2014 Barolo Galina – tasted March & April’18, prior to release in 2019; from the white calcareous clay slope that sits above Santa Maria, below the road, boasting 0.8ha of 1922 planted vines (producing all of 900 bts/annum!) 14.5%, richer, darker, smokier (from 4 barriques), kirsch intensity & concentration but not extracted; 28 grams of dry extract. Quinine, leaf litter, autumn fruits, succulent & tannic structured, powerful, a bambino…as tasted on Tuesday 15th January 2019, the penultimate vintage of 100% ‘piede franco’ planted in 1922 & 1945, vinified (on account of the tiny volume) in used barriques & tonneaux. Darker, depper, old vine & calcareous, water-rich clay, the nose is rich with toasty & tamarind notes, even of fruit cake. The palate is gleaming, profound, with crunchy, layered fruit that’s still relatively impenetrable. Needs time. Only 900 bts & 14 double-mags produced.
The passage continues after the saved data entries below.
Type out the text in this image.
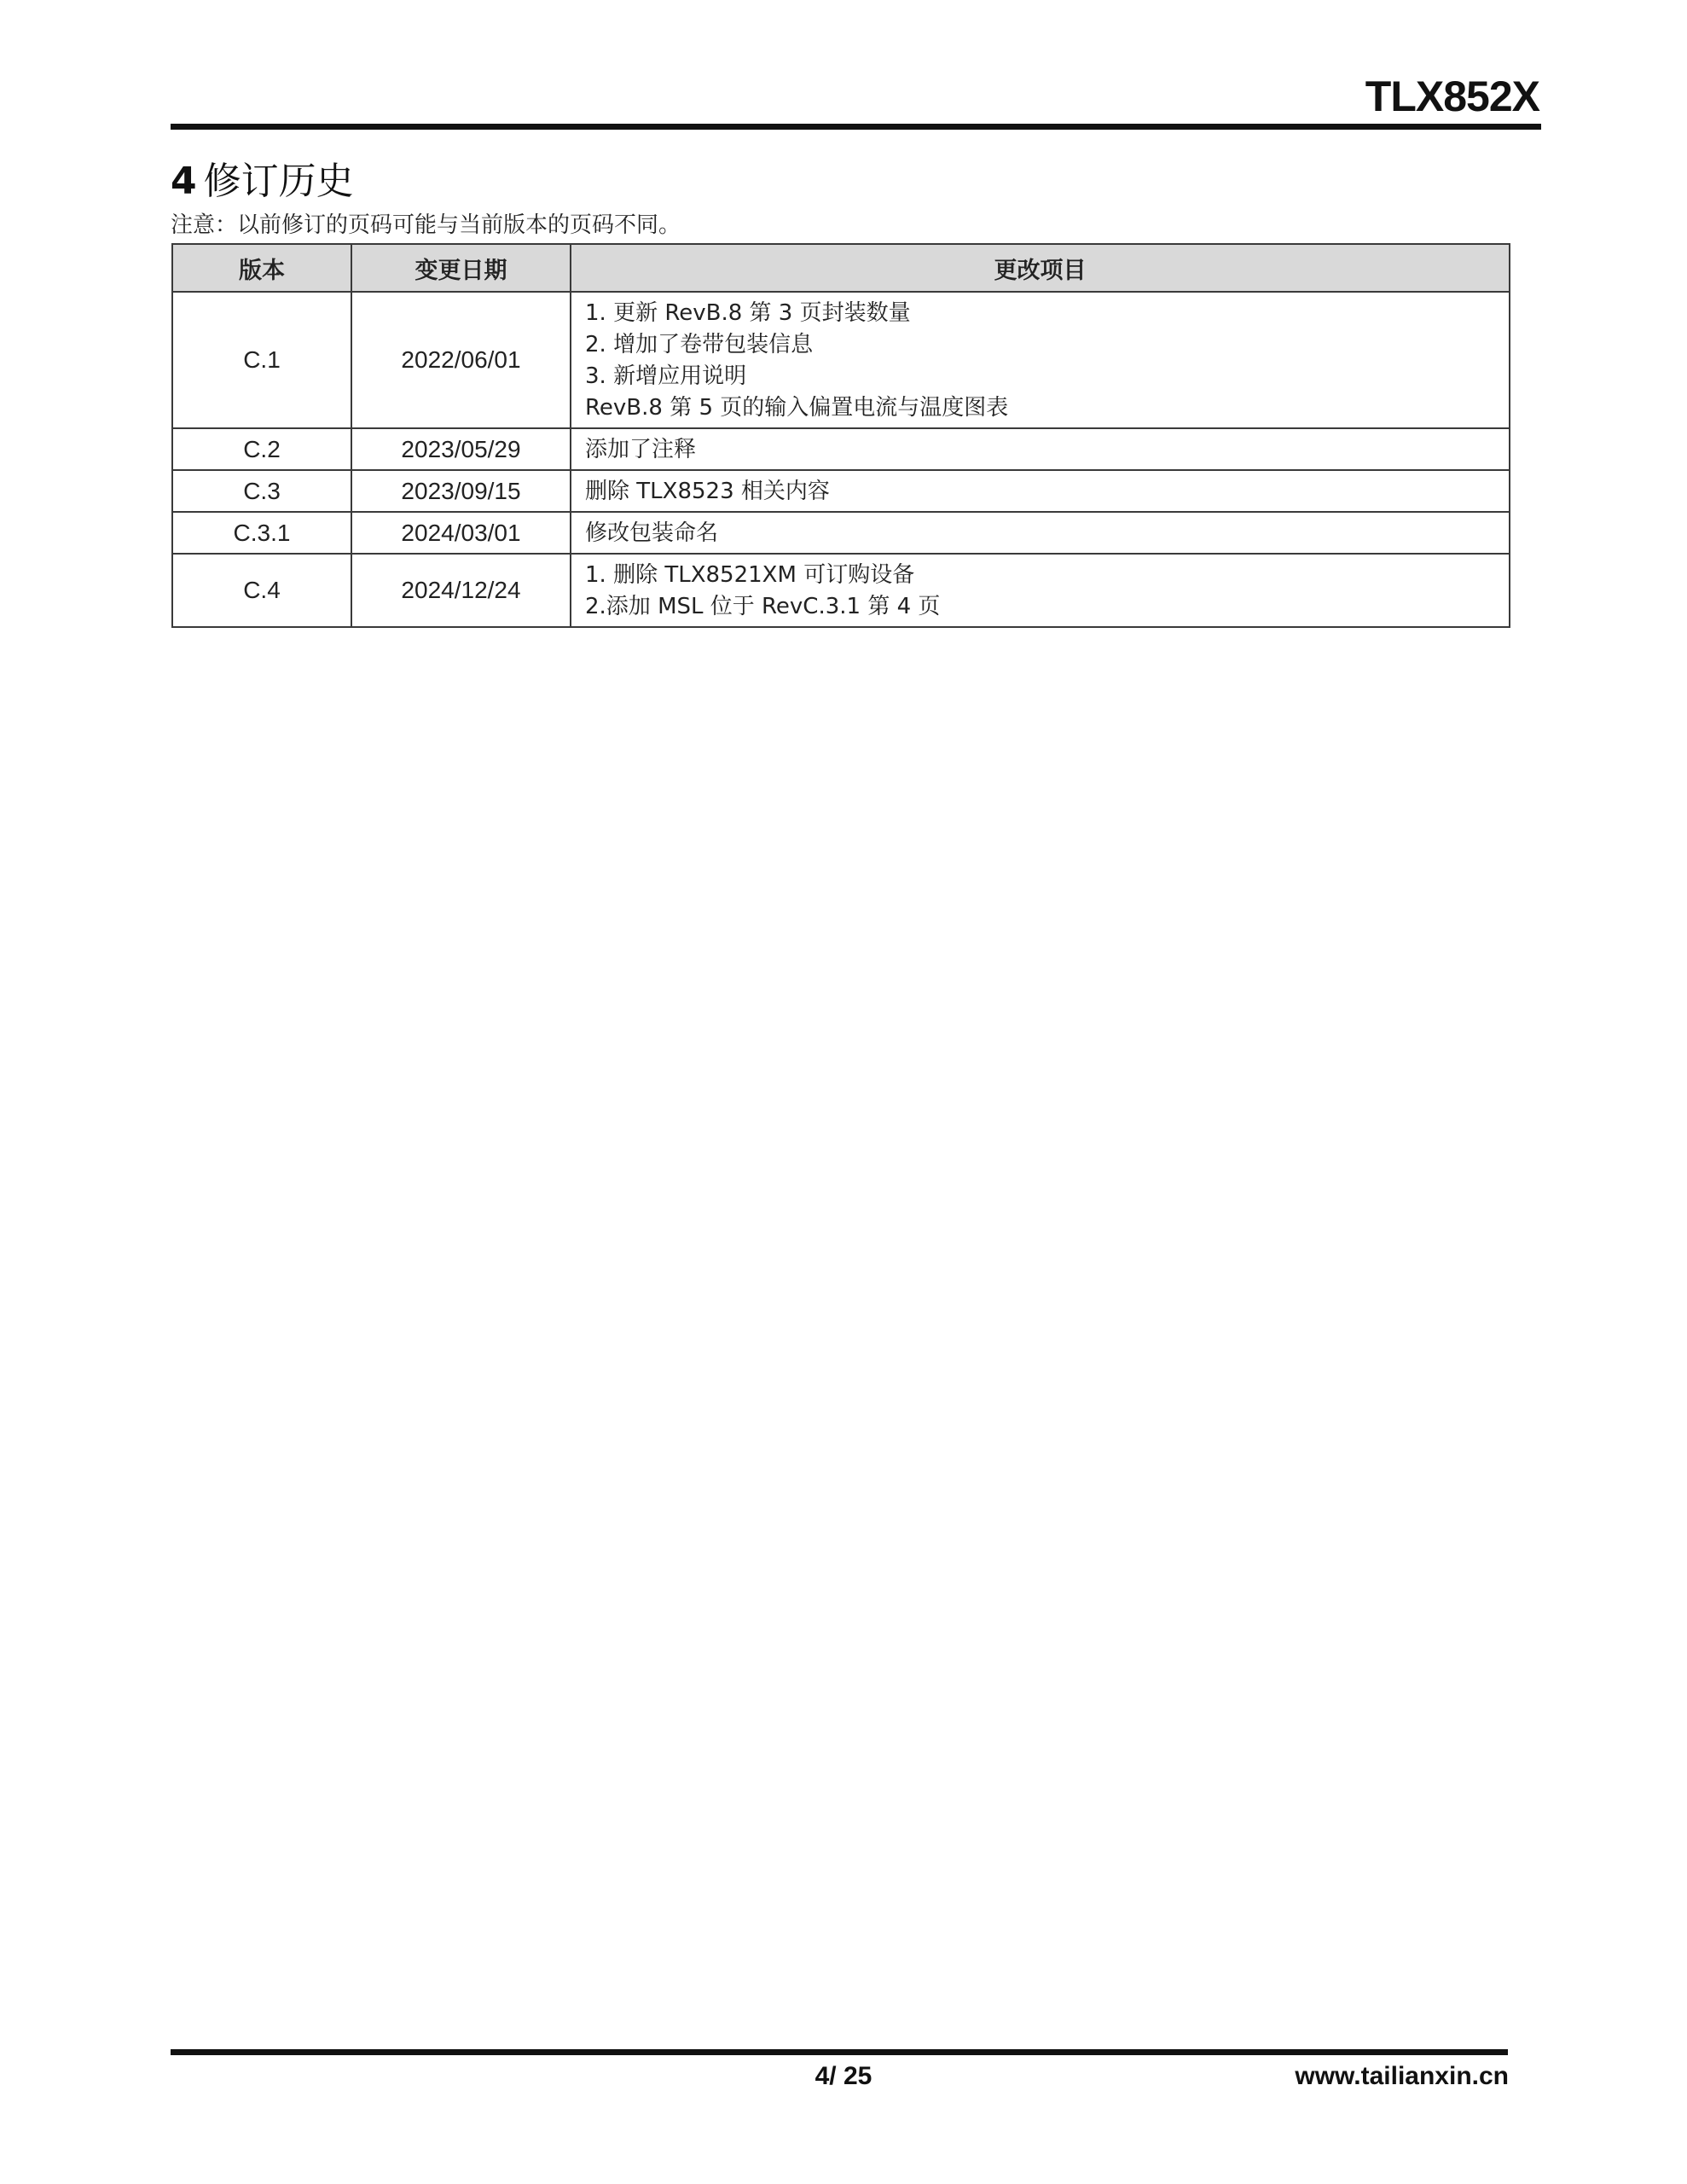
TLX852X
4 修订历史
注意：以前修订的页码可能与当前版本的页码不同。
版本	变更日期	更改项目
C.1	2022/06/01	1. 更新 RevB.8 第 3 页封装数量
2. 增加了卷带包装信息
3. 新增应用说明
RevB.8 第 5 页的输入偏置电流与温度图表

C.2	2023/05/29	添加了注释

C.3	2023/09/15	删除 TLX8523 相关内容

C.3.1	2024/03/01	修改包装命名

C.4	2024/12/24	1. 删除 TLX8521XM 可订购设备
2.添加 MSL 位于 RevC.3.1 第 4 页
4/ 25	www.tailianxin.cn
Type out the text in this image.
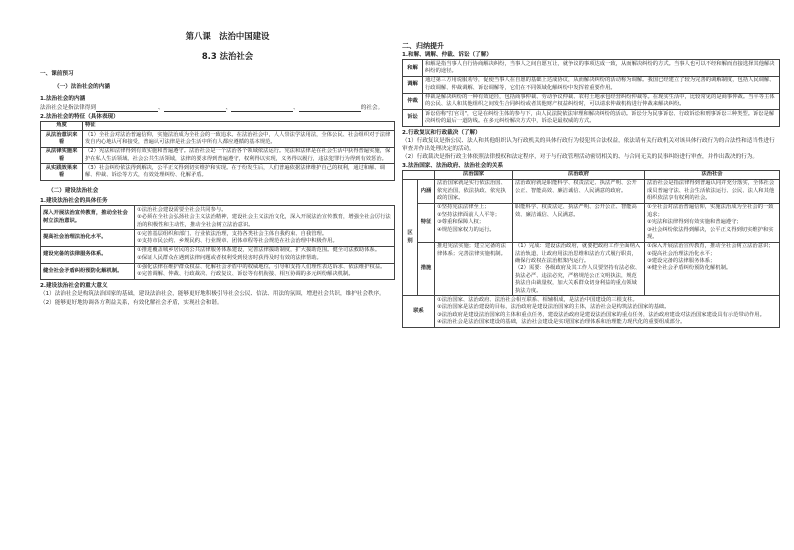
第八课　法治中国建设
8.3 法治社会
一、课前预习
（一）法治社会的内涵
1.法治社会的内涵
法治社会是指法律得到	、	、	、	的社会。
2.法治社会的特征（具体表现）
角度	特征
从法治意识来看	（1）全社会对法治普遍信仰，实施法治成为全社会的一致追求。在法治社会中，人人崇法学法用法，全体公民、社会组织对于法律发自内心地认可和接受，普遍认可法律是社会生活中所有人都应遵循的基本规范。
从法律实施来看	（2）宪法和法律得到有效实施和普遍遵守。法治社会是一个法治各个领域依法运行。宪法和法律是在社会生活中获得普遍实施，保护在私人生活领域、社会公共生活领域，法律的要求得到普遍遵守，权利得以实现，义务得以履行，违法犯罪行为得到有效惩治。
从实践效果来看	（3）社会纠纷依法得到解决，公平正义得到切实维护和实现。在于纷发生后，人们普遍依据法律维护自己的权利，通过和解、调解、仲裁、诉讼等方式，有效处理纠纷、化解矛盾。
（二）建设法治社会
1.建设法治社会的具体任务
深入开展法治宣传教育，推动全社会树立法治意识。	①法治社会建设需要全社会共同参与。
②必须在全社会弘扬社会主义法治精神，建设社会主义法治文化，深入开展法治宣传教育，增强全社会厉行法治的积极性和主动性，推动全社会树立法治意识。
提高社会治理法治化水平。	①完善基层组织和部门、行业依法治理，支持各类社会主体自我约束、自我管理。
②支持市民公约、乡规民约、行业规章、团体章程等社会规范在社会治理中积极作用。
建设完备的法律服务体系。	①推进覆盖城乡居民的公共法律服务体系建设，完善法律援助制度，扩大援助范围。健全司法救助体系。
②保证人民群众在遇到法律问题或者权利受到侵害时获得及时有效的法律帮助。
健全社会矛盾纠纷预防化解机制。	①强化法律在维护群众权益、化解社会矛盾中的权威地位，引导和支持人们理性表达诉求、依法维护权益。
②完善调解、仲裁、行政裁决、行政复议、诉讼等有机衔接、相互协调的多元纠纷解决机制。
2.建设法治社会的重大意义
（1）法治社会是构筑法治国家的基础，建设法治社会，能够更好地积极引导社会公民、信法、用法的氛围，增进社会共识，维护社会秩序。
（2）能够更好地协调各方利益关系，有效化解社会矛盾，实现社会和谐。
二、归纳提升
1.和解、调解、仲裁、诉讼（了解）
和解	和解是指当事人自行协商解决纠纷，当事人之间自愿互让，就争议的事项达成一致，从而解决纠纷的方式。当事人也可以不经和解而直接选择其他解决纠纷的途径。
调解	通过第三方用说服劝导，促使当事人在自愿的基础上达成协议，从而解决纠纷的活动称为调解。我国已经建立了较为完善的调解制度，包括人民调解、行政调解、仲裁调解、诉讼调解等，它们在不同领域化解纠纷中发挥着重要作用。
仲裁	仲裁是解决纠纷的一种有效途径，包括商事仲裁、劳动争议仲裁、农村土地承包经营纠纷仲裁等。在现实生活中，比较常见的是商事仲裁。当平等主体的公民、法人和其他组织之间发生合同纠纷或者其他财产权益纠纷时，可以请求仲裁机构进行仲裁来解决纠纷。
诉讼	诉讼俗称"打官司"，它是在纠纷主体的参与下，由人民法院依法审理和解决纠纷的活动。诉讼分为民事诉讼、行政诉讼和刑事诉讼三种类型。诉讼是解决纠纷的最后一道防线。在多元纠纷解决方式中，诉讼是最权威的方式。
2.行政复议和行政裁决（了解）
（1）行政复议是指公民、法人和其他组织认为行政机关的具体行政行为侵犯其合法权益，依法请有关行政机关对该具体行政行为的合法性和适当性进行审查并作出处理决定的活动。
（2）行政裁决是指行政主体依照法律授权和法定程序，对于与行政管理活动密切相关的、与合同无关的民事纠纷进行审查，并作出裁决的行为。
3.法治国家、法治政府、法治社会的关系
		法治国家	法治政府	法治社会
区别	内涵	法治国家就是实行依法治国、依宪治国，依法执政、依宪执政的国家。	法治政府就是职能科学、权责法定、执法严明、公开公正、智能高效、廉洁诚信、人民满意的政府。	法治社会是指法律得到普遍认同并充分落实，全体社会成员普遍守法、社会生活依法运行、公民、法人和其他组织依法享有权利的社会。
	特征	①坚持宪法法律至上；
②坚持法律面前人人平等；
③尊重和保障人权；
④规范国家权力的运行。	职能科学、权责法定、执法严明、公开公正、智能高效、廉洁诚信、人民满意。	①全社会对法治普遍信仰，实施法治成为全社会的一致追求；
②宪法和法律得到有效实施和普遍遵守；
③社会纠纷依法得到解决，公平正义得到切实维护和实现。
	措施	推进宪法实施；建立完备的法律体系；完善法律实施机制。	（1）完成：建设法治政府，就要把政府工作全面纳入法治轨道，让政府用法治思维和法治方式履行职责，确保行政权在法治框架内运行。
（2）需要：各级政府及其工作人员要坚持有法必依、执法必严、违法必究，严格规范公正文明执法，规范执法自由裁量权，加大关系群众切身利益的重点领域执法力度。	①深入开展法治宣传教育，推动全社会树立法治意识；
②提高社会治理法治化水平；
③建设完备的法律服务体系；
④健全社会矛盾纠纷预防化解机制。
联系		①法治国家、法治政府、法治社会相互联系、相辅相成，是法治中国建设的三根支柱。
②法治国家是法治建设的目标，法治政府是建设法治国家的主体，法治社会是构筑法治国家的基础。
③法治政府是建设法治国家的主体和重点任务，建设法治政府是建设法治国家的重点任务，法治政府建设对法治国家建设具有示范带动作用。
④法治社会是法治国家建设的基础，法治社会建设是实现国家治理体系和治理能力现代化的重要组成部分。		
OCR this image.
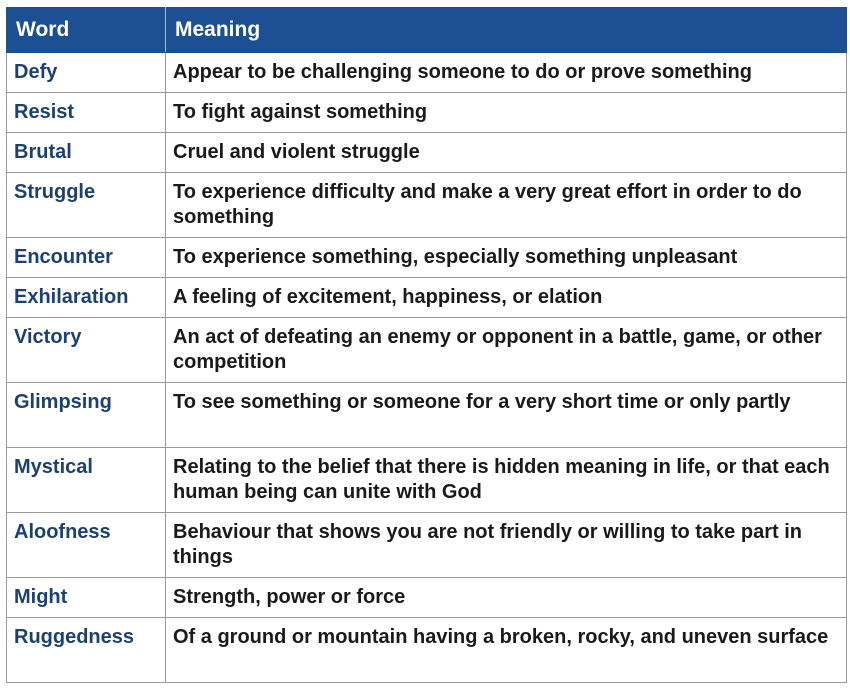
Word	Meaning
Defy	Appear to be challenging someone to do or prove something
Resist	To fight against something
Brutal	Cruel and violent struggle
Struggle	To experience difficulty and make a very great effort in order to do something
Encounter	To experience something, especially something unpleasant
Exhilaration	A feeling of excitement, happiness, or elation
Victory	An act of defeating an enemy or opponent in a battle, game, or other competition
Glimpsing	To see something or someone for a very short time or only partly
Mystical	Relating to the belief that there is hidden meaning in life, or that each human being can unite with God
Aloofness	Behaviour that shows you are not friendly or willing to take part in things
Might	Strength, power or force
Ruggedness	Of a ground or mountain having a broken, rocky, and uneven surface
2013 Barolo Galina – tasted Oct/Nov’17 7 then in March ’18, 14%, bottled in July ’16; the last vintage of the high density, predominantly 1940s planted vines! Aged in barrique due to the low production, yet the ‘pie franco’ intensity seems to complement the small oak. Unsurprisingly compact, an impenetrable block of highly tuned fruit structure, yet rich & powerful at the same time; tight rose, cassis fragrance, white stone coolness that stems from the calcareous clay soils just below the Santa Maria-to-La Morra road, packed with tiny red fruit, incredibly detailed & intense, yet light on its feet & wearing the French barriques well. Sumptuous, packed glacier cherry fruit, suave, fantastic depth, hard to fathom but it’s all there, deep..deep down!
2011 Barolo ‘La Punta’ dei Capalot (magnum only) – tasted April ’18, 16.5% abv, only 172 magnums made, first vintage 2008: caspita! A beautiful, richly expressive Barolo that shares the same slender, pretty rose/strawberry/sandy profile as the Barolo Capalot, yet so much more! The ‘more’ is supplied by old vines (planted in 1952) hence naturally low yields, located at the ‘Point’/La Punta of the Capalot vineyard, pure South, late harvest of 31st Oct in 2011 (for freshness & intensity), hand destemmed, foot-trodden, giving a wine with 31 grams of dry extract (vs 23/27 for the normal Barolo), aged for 5 years in one new French barrique (due to low yield). It’s a ‘super’ Capalot, with racy, sweet cerise, surmature yet not hot, finely woven, lacy, really seductive, Capalot summer/strawberry fruit heart, Clos des Beze esque (?), a gorgeous, hedonistic but not laboured, richly textured, fantastically refined palate! Very much the ‘Punta’ of Alberto’s range!